The man runs out into the street and
sees a large eye (in the optometrist’s window), adding to the fear that he is
being watched. He begins panicking, pressing the “walk” button at a cross-stop
and crying, “Help me, please! Help me! Somebody’s looking at me!” etc. Cut to a
room of military men listening to his pleas. It turns out the man is in an
isolation booth, part of an Air Force experiment. The “walk” button is a panic
button in the booth. He is pulled from the booth in which he had been confined
without any contact for 484 hours, or as an officer put it, “That’s roughly equivalent
to a trip to the moon, several orbits, and return.” As they carry him out of
the hanger, the man looks up to the full moon and says, “Don’t go away. We’ll
be up there in a little while.”
Lesson:
The moral of the story is that man is
not meant to be alone. We’re communal creatures. We need to be heard and
understood by other humans. Alone, we go mad.
I often forget that the heyday of
Space Age popularity took place before we reached the moon. This episode is
from 1959, a full decade before Apollo 11, and even a few years before Yuri
Gagarin’s orbit. But the seed is already there; we’re going to the moon. Even
if it’s uncomfortable. We test the limits of the human body and mind just to
see how far we can go.
Isolation experiments haven’t stopped.
As recently as 2011, there have been isolation experiments on small crews to
see how they would fare on a trip to Mars. For 520 days, a crew of six (3
Russians, a Frenchman, an Italian/Columbian, and a Chinese citizen) simulated a
full mission to Mars including simulated Mars-walks and a realistic 25-minute
time delay to headquarters. The conclusion of the experiment was that all
participants completed the experiment in good physical and psychological
health. But maybe that’s because they had five other people to bond with. Real
solitude flips reality, where only the concoctions of the mind seem real.
I think this was a good episode to
serve as the pilot. It latches on to the popularity of space travel, but shows
the darker, more technical side of it –the planning, the experiments, the moral
questions that came with the Space Race. It has a good twist ending; you’re
lead to believe that something is wrong with the town, but it turns out that
something is wrong with the man. The town is a delusion. It is a good
introduction to the Twilight Zone.
Quotes:
“There is a fifth dimension
beyond that which is known to man. It is a dimension as vast as space and
timeless as infinity. It is the middle ground between light and shadow, between
science and superstition, and it lies between the pit of man's fears and the
summit of his knowledge.

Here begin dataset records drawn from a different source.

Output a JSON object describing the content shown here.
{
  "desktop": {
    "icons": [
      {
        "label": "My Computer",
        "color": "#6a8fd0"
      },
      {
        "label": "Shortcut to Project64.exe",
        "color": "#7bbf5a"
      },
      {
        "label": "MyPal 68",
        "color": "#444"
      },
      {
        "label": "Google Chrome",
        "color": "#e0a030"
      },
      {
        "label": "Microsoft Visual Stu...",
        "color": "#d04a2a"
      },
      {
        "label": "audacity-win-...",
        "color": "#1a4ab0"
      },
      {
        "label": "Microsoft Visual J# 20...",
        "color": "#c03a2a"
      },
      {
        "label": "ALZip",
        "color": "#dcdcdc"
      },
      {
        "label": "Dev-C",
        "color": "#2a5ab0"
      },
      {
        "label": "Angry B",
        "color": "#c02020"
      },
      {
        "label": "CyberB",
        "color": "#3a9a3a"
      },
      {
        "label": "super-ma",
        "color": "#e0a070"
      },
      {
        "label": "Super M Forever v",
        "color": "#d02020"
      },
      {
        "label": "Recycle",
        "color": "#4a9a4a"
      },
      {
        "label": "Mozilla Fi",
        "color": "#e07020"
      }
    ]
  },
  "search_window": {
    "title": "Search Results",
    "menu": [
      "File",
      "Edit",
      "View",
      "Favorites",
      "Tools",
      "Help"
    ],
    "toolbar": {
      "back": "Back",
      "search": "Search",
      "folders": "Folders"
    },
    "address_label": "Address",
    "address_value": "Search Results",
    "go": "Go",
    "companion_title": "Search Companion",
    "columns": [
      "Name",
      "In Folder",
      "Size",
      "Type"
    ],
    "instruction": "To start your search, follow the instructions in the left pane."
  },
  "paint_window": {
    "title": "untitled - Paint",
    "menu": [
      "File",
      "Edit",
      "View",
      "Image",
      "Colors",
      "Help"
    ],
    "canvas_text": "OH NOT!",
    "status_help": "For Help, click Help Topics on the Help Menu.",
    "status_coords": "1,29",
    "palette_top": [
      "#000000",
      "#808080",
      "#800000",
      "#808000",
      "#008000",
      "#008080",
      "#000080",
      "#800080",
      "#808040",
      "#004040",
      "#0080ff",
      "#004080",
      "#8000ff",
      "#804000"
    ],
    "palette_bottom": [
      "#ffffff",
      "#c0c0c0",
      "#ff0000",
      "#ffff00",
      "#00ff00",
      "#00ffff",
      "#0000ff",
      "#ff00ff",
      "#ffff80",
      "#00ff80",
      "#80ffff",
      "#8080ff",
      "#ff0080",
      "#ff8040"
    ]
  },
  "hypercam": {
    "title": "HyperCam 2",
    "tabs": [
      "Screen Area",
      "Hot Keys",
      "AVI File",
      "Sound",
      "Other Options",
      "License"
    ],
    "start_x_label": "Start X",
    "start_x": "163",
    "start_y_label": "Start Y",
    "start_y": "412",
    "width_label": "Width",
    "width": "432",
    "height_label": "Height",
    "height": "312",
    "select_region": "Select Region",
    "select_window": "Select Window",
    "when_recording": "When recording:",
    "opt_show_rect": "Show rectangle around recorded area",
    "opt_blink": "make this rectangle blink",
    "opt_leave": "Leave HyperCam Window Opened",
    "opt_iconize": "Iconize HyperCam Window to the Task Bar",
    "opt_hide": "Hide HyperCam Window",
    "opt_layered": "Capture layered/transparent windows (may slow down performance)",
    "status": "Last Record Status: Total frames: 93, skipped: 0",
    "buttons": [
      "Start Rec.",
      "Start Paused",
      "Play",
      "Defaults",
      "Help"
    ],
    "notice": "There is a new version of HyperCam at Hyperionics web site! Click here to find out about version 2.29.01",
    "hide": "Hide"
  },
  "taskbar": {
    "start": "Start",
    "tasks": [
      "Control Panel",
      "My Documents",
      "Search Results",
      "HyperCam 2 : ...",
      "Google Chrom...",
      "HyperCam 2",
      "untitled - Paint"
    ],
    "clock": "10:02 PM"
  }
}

This is the dimension of imagination. It is an area we
call the Twilight Zone.”
“I don’t remember who I am. It’s a
real oddball thing, but when I woke up this morning…well, I didn’t exactly wake
up. I just found myself out on that road, walking.”
“I wish I could shake that crazy
feeling of being watched.”
“What happened to him is that he
cracked. Delusions of some kind, we assume.”
“Where did you think you were?”
“A
place I don’t want to go again, sir.”
“We can feed the stomach…we can pump
oxygen in and waste material out, but there’s one thing we can’t simulate. That’s
a very basic need—man’s hunger for companionship.”
“Next time it won’t be in a hanger.”
“No,
next time you’ll really be alone.”
Trivia:
The opening to the show was originally
written, “There is a sixth dimension beyond that which is known to man…” but
when no one could name a fifth dimension, the opening was reworded.
Serling’s original pilot was titled “The
Happy Place” and was about a society where citizens were killed when they
reached age 60. The network thought the subject matter too dark. The theme was
explored again in season two with “The Obsolete Man.”